普段、食卓に並ぶ料理の背景を意識する機会は多くありません。しかし、この宿では「食べることは命をいただくこと」という事実を、体験を通して自然に感じることができます。
山や田畑が育む恵みへの感謝を知り、人と自然とのつながりを見つめ直す。それもまた、「八十八」で過ごす時間の大きな魅力です。
五感で味わう、里山の暮らし
宿泊する人たちが楽しみにしているのが、里山の日常を体験できるプログラムです。
夕食前には畑へ出て旬の野菜を収穫し、山根さんと一緒に料理をつくります。お米は隣の田んぼで育てられたもの。採れたての野菜とジビエを囲みながら食卓を囲む時間は、まるで親戚の家に帰ってきたような温かさがあります。
食後は焚き火を囲み、耳を澄ませば虫の声が響き渡ります。空を見上げると、街では見ることのできない満天の星。初夏には蛍が飛び交い、四季折々の自然が訪れる人を迎えてくれます。
子どもたちは田んぼのあぜ道で虫捕りに夢中になり、大人も気づけば時間を忘れて自然の中に溶け込んでいます。
デジタルを離れ、人と自然に向き合う時間
「八十八」には、テレビはありません。スマートフォンを見る時間も自然と少なくなります。
その代わりに生まれるのは、人との会話です。今日見つけた虫のこと、収穫した野菜のこと、星空の美しさや動物たちの暮らし。
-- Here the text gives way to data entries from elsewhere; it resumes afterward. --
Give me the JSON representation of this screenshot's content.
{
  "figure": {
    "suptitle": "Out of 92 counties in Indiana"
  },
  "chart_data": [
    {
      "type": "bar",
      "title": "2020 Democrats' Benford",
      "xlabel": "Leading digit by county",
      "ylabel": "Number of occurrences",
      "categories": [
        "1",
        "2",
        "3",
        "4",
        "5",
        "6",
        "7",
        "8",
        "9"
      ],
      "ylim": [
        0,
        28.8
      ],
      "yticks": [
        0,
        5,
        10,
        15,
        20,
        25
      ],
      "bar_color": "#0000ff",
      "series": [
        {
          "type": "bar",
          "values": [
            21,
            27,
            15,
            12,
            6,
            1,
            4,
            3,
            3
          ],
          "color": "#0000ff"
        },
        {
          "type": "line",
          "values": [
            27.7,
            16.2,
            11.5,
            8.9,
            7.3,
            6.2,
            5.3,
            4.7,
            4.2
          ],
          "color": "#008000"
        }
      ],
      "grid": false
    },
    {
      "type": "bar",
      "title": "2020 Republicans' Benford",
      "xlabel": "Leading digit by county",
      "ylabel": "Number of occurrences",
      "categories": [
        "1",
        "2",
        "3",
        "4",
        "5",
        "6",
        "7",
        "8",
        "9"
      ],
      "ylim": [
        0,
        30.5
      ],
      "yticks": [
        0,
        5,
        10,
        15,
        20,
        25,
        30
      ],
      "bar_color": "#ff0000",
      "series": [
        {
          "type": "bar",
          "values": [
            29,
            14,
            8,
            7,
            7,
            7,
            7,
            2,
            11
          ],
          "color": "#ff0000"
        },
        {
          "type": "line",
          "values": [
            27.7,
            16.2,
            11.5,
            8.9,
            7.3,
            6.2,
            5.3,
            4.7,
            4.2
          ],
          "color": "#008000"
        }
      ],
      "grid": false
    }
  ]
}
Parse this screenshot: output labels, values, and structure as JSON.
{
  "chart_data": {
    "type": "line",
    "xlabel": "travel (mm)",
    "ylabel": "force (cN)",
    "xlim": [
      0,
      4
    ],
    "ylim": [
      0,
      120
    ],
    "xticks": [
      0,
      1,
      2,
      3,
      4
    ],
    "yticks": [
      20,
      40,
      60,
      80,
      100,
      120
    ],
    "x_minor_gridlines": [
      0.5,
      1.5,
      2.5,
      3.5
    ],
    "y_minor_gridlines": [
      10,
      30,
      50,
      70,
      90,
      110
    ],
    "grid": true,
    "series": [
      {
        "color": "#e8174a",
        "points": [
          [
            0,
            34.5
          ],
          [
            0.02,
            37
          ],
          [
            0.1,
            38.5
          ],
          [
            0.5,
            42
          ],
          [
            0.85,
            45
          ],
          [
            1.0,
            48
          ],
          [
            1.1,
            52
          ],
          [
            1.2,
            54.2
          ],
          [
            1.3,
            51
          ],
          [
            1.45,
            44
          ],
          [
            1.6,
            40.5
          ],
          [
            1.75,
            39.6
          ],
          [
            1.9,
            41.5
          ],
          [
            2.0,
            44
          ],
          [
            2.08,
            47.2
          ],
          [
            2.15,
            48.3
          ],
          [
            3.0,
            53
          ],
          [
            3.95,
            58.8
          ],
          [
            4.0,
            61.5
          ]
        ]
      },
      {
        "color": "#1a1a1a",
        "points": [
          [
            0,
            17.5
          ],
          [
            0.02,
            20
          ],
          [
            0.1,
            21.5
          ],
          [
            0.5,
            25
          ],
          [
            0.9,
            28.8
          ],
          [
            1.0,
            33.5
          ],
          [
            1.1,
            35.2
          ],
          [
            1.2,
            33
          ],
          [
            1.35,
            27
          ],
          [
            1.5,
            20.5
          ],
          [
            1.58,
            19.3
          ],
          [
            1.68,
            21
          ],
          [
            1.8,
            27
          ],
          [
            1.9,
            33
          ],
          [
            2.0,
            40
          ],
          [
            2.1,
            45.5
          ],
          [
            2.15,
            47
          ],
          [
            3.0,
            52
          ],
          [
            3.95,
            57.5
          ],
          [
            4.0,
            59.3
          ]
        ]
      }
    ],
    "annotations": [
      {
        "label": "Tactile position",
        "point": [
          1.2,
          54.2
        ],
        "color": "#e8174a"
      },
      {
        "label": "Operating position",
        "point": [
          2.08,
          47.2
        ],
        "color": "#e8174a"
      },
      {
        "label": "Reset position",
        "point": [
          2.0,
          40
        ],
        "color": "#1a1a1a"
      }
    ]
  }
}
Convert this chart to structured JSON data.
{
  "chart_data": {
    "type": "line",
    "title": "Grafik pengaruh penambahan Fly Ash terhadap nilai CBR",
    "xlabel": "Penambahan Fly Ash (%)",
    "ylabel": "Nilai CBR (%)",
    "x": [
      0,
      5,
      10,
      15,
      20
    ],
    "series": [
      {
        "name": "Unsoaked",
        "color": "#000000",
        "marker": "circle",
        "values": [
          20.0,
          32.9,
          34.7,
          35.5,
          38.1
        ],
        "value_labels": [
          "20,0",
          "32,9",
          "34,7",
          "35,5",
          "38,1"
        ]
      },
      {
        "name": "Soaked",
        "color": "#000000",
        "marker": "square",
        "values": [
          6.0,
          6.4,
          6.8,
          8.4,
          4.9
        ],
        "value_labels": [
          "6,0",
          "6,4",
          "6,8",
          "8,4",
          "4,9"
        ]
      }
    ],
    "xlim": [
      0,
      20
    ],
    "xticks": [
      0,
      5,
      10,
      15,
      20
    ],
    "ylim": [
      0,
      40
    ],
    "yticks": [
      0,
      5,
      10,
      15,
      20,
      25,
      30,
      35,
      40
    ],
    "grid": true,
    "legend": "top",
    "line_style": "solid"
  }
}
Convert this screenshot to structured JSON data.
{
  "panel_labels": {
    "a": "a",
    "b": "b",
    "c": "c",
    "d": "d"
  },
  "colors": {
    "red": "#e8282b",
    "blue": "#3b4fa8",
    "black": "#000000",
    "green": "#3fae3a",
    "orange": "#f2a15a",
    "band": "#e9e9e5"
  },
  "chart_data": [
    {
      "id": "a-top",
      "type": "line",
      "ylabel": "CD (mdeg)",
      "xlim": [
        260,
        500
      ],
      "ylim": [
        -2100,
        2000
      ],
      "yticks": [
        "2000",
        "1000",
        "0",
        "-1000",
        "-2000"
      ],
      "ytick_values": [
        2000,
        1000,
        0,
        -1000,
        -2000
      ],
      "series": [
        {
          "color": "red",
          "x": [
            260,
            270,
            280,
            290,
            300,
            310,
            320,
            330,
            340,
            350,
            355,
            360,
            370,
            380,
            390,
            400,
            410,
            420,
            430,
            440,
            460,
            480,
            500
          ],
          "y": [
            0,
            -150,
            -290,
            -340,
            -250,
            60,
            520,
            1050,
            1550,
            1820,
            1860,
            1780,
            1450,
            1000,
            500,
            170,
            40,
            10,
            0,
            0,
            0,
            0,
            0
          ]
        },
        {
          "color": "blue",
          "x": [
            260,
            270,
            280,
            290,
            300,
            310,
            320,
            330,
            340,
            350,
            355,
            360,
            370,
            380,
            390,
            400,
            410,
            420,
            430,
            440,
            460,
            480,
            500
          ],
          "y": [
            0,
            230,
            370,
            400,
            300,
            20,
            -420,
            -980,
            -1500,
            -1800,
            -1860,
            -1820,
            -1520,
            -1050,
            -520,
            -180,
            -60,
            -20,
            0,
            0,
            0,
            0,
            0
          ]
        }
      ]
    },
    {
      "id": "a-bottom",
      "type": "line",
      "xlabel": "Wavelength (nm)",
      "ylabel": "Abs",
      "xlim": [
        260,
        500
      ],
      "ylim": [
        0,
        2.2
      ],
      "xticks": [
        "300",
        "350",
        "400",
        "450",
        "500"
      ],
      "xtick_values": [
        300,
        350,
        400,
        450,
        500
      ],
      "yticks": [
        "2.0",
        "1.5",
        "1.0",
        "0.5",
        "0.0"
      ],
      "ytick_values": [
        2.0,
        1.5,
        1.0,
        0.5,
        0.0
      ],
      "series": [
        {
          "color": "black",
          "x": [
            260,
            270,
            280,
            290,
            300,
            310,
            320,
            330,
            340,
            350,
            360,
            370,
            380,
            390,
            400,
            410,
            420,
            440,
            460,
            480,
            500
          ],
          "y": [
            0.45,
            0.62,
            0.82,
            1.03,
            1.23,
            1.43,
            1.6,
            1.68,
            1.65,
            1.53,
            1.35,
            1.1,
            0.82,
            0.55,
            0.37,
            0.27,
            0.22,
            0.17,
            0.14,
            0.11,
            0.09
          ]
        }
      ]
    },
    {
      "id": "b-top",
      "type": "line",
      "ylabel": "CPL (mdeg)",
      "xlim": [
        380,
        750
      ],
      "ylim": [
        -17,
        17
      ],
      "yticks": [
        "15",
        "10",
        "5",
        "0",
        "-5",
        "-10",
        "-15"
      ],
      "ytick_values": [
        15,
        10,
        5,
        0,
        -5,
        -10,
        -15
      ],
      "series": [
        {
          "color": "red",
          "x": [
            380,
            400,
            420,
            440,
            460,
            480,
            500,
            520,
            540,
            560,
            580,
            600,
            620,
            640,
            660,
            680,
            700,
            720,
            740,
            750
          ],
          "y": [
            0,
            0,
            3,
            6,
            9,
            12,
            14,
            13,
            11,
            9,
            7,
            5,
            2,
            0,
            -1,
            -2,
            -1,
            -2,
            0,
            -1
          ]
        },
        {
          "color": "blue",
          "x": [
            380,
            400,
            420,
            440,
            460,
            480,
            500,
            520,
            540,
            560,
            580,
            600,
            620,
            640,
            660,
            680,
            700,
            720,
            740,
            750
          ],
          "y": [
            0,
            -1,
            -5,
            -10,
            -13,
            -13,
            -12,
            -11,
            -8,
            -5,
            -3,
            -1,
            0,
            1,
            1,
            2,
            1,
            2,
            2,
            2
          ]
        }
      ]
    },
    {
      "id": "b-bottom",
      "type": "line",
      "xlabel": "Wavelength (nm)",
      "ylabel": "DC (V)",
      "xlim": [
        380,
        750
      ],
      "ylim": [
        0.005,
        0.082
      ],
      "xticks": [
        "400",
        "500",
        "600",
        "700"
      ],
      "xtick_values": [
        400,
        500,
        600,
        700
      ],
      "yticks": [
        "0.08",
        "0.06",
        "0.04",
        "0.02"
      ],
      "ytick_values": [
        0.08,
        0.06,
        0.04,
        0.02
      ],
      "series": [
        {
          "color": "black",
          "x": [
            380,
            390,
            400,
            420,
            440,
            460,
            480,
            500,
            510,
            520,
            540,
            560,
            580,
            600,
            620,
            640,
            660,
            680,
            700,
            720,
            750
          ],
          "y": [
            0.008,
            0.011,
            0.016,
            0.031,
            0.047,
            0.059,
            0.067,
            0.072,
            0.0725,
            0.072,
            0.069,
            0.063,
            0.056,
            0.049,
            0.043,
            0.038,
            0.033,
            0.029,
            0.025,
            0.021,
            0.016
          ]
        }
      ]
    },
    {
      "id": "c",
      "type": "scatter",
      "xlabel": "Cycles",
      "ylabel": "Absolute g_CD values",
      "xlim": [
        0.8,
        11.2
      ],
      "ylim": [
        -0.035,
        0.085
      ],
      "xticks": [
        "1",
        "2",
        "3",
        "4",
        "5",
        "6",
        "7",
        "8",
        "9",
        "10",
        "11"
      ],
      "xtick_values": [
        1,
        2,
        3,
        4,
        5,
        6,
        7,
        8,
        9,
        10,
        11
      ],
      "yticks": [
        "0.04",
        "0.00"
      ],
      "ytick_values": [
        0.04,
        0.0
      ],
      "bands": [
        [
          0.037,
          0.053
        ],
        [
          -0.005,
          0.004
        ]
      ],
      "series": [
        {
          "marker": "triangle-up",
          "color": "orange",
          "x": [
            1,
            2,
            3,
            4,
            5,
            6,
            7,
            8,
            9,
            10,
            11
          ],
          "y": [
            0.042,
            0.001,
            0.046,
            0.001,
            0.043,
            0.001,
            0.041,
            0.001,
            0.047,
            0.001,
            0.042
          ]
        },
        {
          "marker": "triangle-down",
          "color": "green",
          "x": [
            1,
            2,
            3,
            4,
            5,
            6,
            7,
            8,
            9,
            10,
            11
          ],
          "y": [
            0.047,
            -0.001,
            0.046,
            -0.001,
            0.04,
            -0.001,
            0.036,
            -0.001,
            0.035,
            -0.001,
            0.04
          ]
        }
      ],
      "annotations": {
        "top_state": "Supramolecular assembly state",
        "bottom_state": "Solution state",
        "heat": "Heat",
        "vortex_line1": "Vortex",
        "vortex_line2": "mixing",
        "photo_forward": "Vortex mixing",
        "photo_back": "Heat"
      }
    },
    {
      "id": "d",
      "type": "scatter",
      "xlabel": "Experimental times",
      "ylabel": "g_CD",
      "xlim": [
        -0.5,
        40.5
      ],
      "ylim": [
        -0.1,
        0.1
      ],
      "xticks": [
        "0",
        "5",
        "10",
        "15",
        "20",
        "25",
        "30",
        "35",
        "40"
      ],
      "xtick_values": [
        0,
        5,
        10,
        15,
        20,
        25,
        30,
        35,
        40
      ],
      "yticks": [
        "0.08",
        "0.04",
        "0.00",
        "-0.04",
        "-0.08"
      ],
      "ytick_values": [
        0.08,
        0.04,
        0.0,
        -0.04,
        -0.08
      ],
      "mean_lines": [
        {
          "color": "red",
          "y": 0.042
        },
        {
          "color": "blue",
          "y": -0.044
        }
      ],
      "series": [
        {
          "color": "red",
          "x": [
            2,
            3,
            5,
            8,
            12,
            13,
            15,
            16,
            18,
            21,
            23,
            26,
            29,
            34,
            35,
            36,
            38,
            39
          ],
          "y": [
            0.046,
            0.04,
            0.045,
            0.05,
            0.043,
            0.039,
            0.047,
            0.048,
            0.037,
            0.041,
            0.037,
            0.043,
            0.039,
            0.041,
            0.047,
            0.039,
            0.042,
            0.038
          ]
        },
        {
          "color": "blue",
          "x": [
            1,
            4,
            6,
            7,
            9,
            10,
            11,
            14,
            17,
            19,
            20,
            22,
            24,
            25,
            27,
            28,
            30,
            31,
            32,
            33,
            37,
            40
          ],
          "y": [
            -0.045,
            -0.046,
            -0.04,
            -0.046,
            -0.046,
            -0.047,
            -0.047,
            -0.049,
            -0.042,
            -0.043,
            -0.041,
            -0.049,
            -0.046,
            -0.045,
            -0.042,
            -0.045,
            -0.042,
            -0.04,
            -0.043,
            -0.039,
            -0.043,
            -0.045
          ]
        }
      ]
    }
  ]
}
家族や仲間との何気ない会話が、旅の思い出になっていきます。
宿泊した家族からは、「特別な観光をしなくても、家族みんなで贅沢な時間を過ごせた」という声も寄せられているそうです。
山根さんは、「自然の中では子どもたちが本当によく遊び、よく働き、よく食べ、よく眠る」と話します。便利さに囲まれた日常では忘れがちな、人として当たり前の営みが、この場所には息づいています。
何か特別なアクティビティがあるわけではありません。それでも帰る頃には、「また来たい」と思える理由がきっと見つかるはずです。
邑南町の自然、人の温かさ、そして命の大切さに触れる旅。「田舎体験宿 八十八」は、日々の忙しさから少し離れ、自分らしい時間を取り戻せる場所です。